Sparrow shut his mouth. He eyed her suspiciously, weighing her words, the dangerous way they made their own sort of sense. His middle went concave, voice shrinking. "Is... Is that what you're going to do to me? Make me not care about anything but... but coming?"
Her lips twisted in a mocking smirk. She trailed her pointed fingernails distractingly over the clementine-kissed rise of her breasts bunched on the chair back. "What else do you have to care about?"

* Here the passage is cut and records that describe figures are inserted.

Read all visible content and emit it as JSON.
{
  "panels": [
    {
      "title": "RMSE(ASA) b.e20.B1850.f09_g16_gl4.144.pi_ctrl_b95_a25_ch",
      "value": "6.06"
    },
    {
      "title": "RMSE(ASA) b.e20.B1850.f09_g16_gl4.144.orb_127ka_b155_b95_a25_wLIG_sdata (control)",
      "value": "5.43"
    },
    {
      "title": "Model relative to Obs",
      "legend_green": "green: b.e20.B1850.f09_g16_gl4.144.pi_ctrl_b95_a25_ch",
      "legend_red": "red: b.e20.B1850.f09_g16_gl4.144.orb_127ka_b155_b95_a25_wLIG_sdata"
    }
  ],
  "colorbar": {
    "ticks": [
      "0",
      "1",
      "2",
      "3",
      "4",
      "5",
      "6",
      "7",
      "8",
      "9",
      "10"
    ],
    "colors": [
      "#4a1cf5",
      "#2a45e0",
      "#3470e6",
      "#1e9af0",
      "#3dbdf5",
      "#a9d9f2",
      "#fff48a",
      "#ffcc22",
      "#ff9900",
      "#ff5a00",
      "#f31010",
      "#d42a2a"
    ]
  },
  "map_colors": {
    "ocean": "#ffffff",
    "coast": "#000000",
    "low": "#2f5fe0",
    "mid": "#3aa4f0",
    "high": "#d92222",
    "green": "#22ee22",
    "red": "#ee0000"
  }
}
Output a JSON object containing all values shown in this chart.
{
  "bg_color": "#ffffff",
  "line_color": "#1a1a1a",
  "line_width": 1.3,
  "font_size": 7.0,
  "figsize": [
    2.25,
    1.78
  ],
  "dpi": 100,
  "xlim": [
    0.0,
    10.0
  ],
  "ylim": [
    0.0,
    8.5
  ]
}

Pain darted through his chest. It emboldened him. He lurched forward and hurried to her side, his eyes springing hot. She turned smoothly to face him as he wheeled around the chair to her and yelped hoarsely, "Everything!" He gulped. He could taste her on the air, he hadn't planned to stand this close and it seized his body all too quickly. "This place. The sky. The hothouse. The smell of fire. The taste of food." His voice fissured. "Missing my guardian and the herd and my friends, and yet seeing all this world I never knew existed and wanting to know more." He gazed at her, eyes round and shining and dark. "And you. I could happily never come again if you would read to me and tell me about your adventures and let me watch you eat, if you would dress me and hold me and make me laugh and give me this feeling like there's a forge in the pit of my stomach. You have given me so much pleasure, but it's in every part of myself, not just my cock!" He took a shuddering breath, glaring fiercely into her eyes with all his courage as she watched him, like a statue in a shrine. "I gave myself to you because you were a miracle to me, not in some trade for release! I thought when I saw what I saw that my greatest fear was that you might kill me, but I realise now that it isn't." He laughed a little hysterically, croaking and shrill. "I've finally found something that scares me more than death! It's you thinking so little of my wonder at you, that you would reduce it to something I could do with my own hand!"